Surf on Chart: Training RL model for coin trading
Agents were trained to perform coin trading using reinforcement learning
algorithms such as DQN, DDQN, A2C, PPO.
Tensorforce
library was used to implement the agents, and multiple tests were
conducted to find optimal tuning parameters. In our experiments, the PPO
agent was revealed to generate the highest profit. However, due to the
high frequency of learning results falling into local optima, they
cannot be fully trusted.
RL Agents
-
A2C: A2C is a kind of Actor-Critic method which utilizes
expected output as advantage. Advantage is a subtraction of state
value from state-action value. Critic learns from advantage. A2C is
good for learning how much it will gian "more" not only the absolute
gain the agent gets.
-
PPO: PPO is a learning technique that simplifies the complex
computations of TRPO (Trust Region Policy Optimization), a type of
A2C, while maintaining its performance. During the update process, it
is limited to update only in the trusted region through clipping,
enabling more stable learning.
-
PPO: PPO is a learning technique that simplifies the complex
computations of TRPO (Trust Region Policy Optimization), a type of
A2C, while maintaining its performance. During the update process, it
is limited to update only in the trusted region through clipping,
enabling more stable learning.
-
DQN: Deep Q-Network. This method use a deep neural network in
Q-Learning, an off-policy control method of TD. The Q function is
updated using the largest Q value at the next state s'. While
selecting the action with the highest Q value, sufficient exploration
is also performed.
-
DDQN: Double Deep Q-Network. DDQN updates DQN based on the
Q-value obtained from the Target Network, which updates the estimated
Q-value for the chosen action.
Parameter Tuning
Repetitive experiments were done for hyperparameter tuning. The default
value was set according to documentation of tensorforce library, which
we used to implement RL algorithms. We tested if bigger or smaller
hyperparameters would be better than the default value of them.
Additionally, hyperparameter values of reference papers were also
tested.
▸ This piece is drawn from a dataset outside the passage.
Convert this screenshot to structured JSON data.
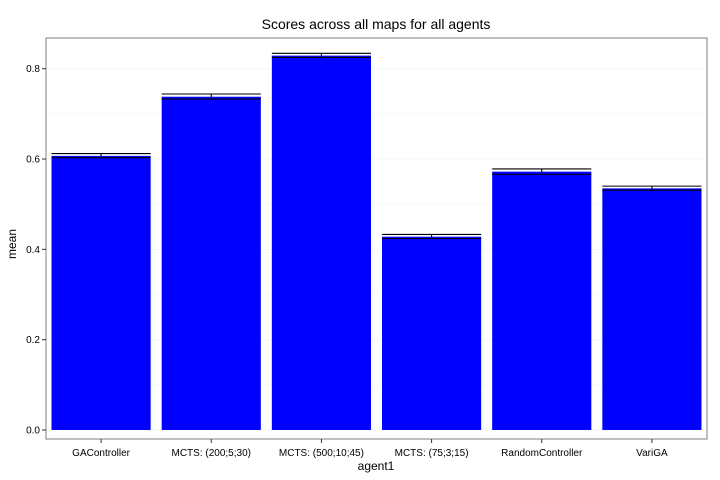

The test range was narrowed in direction of some values which
showed better performance compared to default values.
Problem of model constantly choosing same action "Hold"
An endemic problem of AI investment had been reported from previous
stock and coin trading model researchers, which is that as the model get
trained more, they tend to keep selecting action “Hold”. When agent
performs action “Hold”, They do not buy or sell any assets. We observed
same problem in our own research.
The problem is that buying nor selling coin would not preserve the
initial balance in real world. The reason is that value of cash
continues to decline. We reflected the reality to our trader
environment, giving penalty to value of cash as timestep goes by. The
models trained in revised environment chose “Hold” less. Additionally,
we introduced idea of “Long” and “Short” positions to our environment so
that agents could be capable for much more aggressive investment. This
also reduced the problematic situation that trained models only tend to
“Hold”.
Tuning episode length for best performance
At the beginning of experiments, whole chart data (Bitcoin
open/close/high/low/volume data from 2017-12-09 23:00:00 to 2018-02-03
12:15:00 with 5-min timestep) was used, counting up to 15000 tick data.
However, in this case, loss did not decrease stably, thus model was not
trained appropriately. In order to resolve the problem, we conducted a
little research and referenced Github community of Tensorforce library.
A researcher who was struggling on same problem (which means model
seemed to be not learning) reported the problem to the Github community,
and Tensorforce developers explained that too long training episode
might be troublesome for training and recommended to lessen the training
data.
According to the idea we used shorter episode length and reconducted
experiments. 3 different piece of chart data with length 500 tick was
used as training data. Initially, we programmed the trainer code to get
random 3 slices. However, because we aimed to train agent with different
RL algorithms and compare them, we had to eliminate the randomness and
fix the training slices. Bull market, bear market, and box patterned
market were selected as training data because trained model should make
a profit at any environment after the training phase. Bull market
specifies a market which has continuously rising coin price, bear market
represents a market with continuously falling coin price, and box
patterned market means a market which has both price falling and rising
phase, but not showing outstanding falling nor rising.